Иван III ликвидировал эту порочную практику престолонаследия. В своем завещании он не просто передал трон старшему сыну Василию, а подчинил ему братьев, подобно простым служебным князьям. Да и сам Иван III требовал от своих братьев подчинения себе, как от поданных. Таким образом, царство при Иване III получило все необходимые черты действительно единого государства. Это было сделано синхронно с победой абсолютизма в Западной Европе. Примерно в это же время заканчивается война Алой и Белой Розы в Англии с утверждением династии Тюдоров, взявших курс на централизацию государственной власти. Во Франции Людовик ХI объединяет страну, победив феодальную вольницу. То был редкий случай, когда России не пришлось никого догонять. Она в новациях, требуемой эпохой, шла в первых рядах.
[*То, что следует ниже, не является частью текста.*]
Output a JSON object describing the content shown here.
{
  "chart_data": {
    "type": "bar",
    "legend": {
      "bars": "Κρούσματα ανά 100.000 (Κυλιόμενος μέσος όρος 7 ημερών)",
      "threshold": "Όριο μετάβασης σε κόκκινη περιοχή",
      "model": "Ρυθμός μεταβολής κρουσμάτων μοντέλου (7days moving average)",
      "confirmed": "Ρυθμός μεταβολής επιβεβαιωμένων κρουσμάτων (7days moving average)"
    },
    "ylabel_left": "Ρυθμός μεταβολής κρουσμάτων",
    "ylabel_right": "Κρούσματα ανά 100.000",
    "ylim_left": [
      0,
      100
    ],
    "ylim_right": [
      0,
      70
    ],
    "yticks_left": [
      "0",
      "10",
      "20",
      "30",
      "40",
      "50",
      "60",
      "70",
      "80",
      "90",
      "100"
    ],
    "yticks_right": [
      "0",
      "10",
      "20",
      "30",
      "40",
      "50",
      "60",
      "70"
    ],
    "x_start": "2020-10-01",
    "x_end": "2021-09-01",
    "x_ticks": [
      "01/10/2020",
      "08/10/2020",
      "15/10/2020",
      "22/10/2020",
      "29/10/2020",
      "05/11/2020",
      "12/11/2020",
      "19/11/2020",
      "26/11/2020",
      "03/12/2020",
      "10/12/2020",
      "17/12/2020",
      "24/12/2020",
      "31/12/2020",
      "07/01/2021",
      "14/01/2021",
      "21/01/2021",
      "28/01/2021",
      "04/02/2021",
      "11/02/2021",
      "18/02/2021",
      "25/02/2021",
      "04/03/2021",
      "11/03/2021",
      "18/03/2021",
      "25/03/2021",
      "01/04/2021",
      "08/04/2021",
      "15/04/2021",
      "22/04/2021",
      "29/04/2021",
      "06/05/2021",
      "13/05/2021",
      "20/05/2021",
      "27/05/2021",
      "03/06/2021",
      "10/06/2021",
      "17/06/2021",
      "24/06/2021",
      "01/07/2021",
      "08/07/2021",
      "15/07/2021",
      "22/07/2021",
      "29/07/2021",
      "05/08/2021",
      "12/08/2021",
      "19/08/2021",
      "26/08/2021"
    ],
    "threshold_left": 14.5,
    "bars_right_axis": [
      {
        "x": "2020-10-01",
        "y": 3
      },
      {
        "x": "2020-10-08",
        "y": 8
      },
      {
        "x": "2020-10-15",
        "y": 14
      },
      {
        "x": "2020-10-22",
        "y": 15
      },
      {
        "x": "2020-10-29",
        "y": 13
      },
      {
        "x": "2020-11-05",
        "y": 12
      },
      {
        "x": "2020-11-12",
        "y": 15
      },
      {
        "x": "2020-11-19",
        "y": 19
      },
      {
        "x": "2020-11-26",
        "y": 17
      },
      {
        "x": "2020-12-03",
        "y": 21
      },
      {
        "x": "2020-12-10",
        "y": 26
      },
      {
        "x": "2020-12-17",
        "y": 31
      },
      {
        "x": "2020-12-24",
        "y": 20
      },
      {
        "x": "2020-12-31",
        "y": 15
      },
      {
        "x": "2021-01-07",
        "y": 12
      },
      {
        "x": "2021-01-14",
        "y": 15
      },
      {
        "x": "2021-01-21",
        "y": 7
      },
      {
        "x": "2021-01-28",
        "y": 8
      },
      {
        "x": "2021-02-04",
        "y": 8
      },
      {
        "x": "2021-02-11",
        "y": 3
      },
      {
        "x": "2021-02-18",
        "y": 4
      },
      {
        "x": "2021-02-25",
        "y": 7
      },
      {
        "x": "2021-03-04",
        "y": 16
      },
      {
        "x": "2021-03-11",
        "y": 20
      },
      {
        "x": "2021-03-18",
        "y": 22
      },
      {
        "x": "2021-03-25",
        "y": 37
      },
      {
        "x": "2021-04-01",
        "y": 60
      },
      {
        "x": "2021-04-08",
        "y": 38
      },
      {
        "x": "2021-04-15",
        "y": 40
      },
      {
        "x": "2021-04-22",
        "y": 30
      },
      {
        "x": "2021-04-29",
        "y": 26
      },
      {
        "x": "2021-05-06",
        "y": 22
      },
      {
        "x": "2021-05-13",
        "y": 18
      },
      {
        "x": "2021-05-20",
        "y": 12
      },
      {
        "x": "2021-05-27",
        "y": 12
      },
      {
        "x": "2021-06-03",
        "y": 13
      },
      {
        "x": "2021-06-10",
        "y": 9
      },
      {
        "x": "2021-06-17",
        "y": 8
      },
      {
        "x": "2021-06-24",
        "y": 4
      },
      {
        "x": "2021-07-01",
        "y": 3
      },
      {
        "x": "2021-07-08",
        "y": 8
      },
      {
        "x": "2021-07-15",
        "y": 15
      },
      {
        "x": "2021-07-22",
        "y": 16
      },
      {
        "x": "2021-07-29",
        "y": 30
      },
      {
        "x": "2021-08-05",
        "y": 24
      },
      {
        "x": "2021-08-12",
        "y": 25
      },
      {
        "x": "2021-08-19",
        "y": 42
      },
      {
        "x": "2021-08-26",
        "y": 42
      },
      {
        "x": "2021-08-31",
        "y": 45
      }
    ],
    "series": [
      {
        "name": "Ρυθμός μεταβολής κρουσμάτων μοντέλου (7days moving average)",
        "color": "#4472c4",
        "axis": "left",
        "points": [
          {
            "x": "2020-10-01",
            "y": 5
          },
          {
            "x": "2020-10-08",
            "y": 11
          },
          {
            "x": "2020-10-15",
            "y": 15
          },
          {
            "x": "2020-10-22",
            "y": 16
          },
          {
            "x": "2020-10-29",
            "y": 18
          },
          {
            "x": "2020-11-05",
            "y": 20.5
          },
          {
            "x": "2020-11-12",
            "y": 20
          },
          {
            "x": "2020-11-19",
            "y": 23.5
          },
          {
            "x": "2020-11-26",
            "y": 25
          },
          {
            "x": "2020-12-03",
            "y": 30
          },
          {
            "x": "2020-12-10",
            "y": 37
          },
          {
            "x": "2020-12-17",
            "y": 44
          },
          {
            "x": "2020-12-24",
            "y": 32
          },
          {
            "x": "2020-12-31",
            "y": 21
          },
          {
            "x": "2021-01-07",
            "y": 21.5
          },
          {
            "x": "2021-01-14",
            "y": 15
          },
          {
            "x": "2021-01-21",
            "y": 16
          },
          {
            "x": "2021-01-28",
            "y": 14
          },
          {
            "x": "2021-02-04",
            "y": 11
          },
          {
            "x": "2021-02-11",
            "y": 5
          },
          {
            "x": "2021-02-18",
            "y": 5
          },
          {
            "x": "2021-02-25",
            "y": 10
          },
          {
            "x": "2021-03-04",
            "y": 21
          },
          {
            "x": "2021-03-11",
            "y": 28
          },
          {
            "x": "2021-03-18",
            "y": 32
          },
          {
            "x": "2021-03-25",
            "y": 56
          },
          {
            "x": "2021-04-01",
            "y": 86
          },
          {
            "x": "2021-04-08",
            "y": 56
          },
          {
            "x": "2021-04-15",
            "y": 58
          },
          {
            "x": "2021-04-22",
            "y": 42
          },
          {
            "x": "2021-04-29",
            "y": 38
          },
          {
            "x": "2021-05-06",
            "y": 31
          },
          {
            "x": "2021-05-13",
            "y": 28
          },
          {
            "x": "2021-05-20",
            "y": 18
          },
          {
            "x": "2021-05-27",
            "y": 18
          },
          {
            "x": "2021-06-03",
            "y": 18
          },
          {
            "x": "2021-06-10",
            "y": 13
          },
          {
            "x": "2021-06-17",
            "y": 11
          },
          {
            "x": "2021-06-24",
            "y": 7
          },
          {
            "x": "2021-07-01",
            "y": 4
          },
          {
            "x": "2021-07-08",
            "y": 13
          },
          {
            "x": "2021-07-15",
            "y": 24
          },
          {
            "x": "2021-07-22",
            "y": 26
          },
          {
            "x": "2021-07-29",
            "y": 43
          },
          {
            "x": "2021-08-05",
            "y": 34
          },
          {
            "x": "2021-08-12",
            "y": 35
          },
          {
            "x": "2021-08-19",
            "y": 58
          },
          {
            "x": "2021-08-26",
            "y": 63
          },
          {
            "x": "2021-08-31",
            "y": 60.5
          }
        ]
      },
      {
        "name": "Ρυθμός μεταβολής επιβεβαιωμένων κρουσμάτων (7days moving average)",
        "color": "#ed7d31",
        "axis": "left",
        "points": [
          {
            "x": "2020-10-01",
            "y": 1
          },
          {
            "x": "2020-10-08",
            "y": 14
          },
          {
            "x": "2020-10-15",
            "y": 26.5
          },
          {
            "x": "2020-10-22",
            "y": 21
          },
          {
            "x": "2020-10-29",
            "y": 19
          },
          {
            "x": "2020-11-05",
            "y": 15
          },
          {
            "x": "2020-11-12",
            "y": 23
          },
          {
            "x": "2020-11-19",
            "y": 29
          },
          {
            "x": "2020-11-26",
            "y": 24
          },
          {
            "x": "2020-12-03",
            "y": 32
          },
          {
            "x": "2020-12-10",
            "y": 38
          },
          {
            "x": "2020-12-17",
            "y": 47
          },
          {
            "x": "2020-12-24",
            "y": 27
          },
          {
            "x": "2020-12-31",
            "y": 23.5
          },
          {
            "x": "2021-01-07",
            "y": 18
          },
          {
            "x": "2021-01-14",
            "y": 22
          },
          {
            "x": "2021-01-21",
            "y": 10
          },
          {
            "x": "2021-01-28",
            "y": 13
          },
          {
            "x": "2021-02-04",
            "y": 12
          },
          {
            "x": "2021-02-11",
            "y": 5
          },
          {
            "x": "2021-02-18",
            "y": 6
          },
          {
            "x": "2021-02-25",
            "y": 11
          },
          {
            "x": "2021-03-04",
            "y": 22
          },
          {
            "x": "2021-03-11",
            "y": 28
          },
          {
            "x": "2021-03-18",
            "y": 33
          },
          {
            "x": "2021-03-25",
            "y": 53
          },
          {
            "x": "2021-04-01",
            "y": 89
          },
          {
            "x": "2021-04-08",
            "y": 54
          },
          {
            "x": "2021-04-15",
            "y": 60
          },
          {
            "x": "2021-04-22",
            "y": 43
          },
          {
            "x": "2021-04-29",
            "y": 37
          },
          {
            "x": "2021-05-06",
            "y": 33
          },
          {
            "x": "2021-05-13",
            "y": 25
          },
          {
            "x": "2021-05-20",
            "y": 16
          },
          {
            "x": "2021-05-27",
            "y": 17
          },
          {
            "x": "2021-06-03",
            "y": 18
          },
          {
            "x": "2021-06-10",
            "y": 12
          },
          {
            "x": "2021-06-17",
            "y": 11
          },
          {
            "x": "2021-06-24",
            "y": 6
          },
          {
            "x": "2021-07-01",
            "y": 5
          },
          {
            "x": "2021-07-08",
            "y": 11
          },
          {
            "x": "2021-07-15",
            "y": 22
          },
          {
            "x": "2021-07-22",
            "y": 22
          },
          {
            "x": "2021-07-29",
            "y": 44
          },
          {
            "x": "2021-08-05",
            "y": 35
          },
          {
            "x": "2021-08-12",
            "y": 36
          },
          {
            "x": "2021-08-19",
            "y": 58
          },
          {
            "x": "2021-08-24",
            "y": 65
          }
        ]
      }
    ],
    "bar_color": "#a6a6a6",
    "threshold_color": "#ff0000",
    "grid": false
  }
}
Очередное фундаментальное преобразование Ивана III было связано с реформой поземельных отношений. При нем появился новый вид феодального землевладения – поместье. Поместье представляло собой пожалованный воину от имени великого князя (затем царя), а фактически государством, участок земли с крестьянами за обязанность служить царю и государству пожизненно. Поместье являлось собственностью государства и могло изыматься назад. Так возникло сословие помещиков или дворян (от слова «двор»), лично зависимых от государства. Этим оно принципиально отличалось от бояр и князей, чья земля – вотчина – всецело принадлежала их владельцам, давая феодалам экономическую, а с ней и политическую основу независимости от великого князя. Бояре и князья набирали свои воинские отряды – ополчения – с вотчин, имея, таким образом, реальную военную силу, которая неоднократно использовалась в феодальных смутах. Поместье же было слишком мало, чтобы дворянин мог сформировать серьезный военный отряд, поэтому он не представлял угрозы для верховной власти. Кардинальный отход от удельно-вотчинной системы к поместной делал централизацию государства материально обеспеченной.
Еще один принципиальный шаг: Иван III развернул политику от союза с Востоком к политике заинтересованного внимания к Европе. При нем произошло событие, вряд ли возможное при князьях с политическими и идеологическими взглядами, как у Александра Невского и Калиты. Иван Васильевич женился на племяннице византийского императора Зое (Софье) Палеолог. Изюминка брака была в том, что инициатива исходила от врага православной церкви – Ватикана, что нисколько не смутило Иван III, хотя явно противоречило традиции подчеркнуто антизападной позиции «ордынской» Руси. В 1469 году в Москву из Рима прибыл папский посол с проектом брака недавно овдовевшего великого князя с византийской принцессой. Она, как и другие дети брата последнего императора, погибшего в ходе штурма турками Константинополя в 1453 г., находились на попечении Ватикана.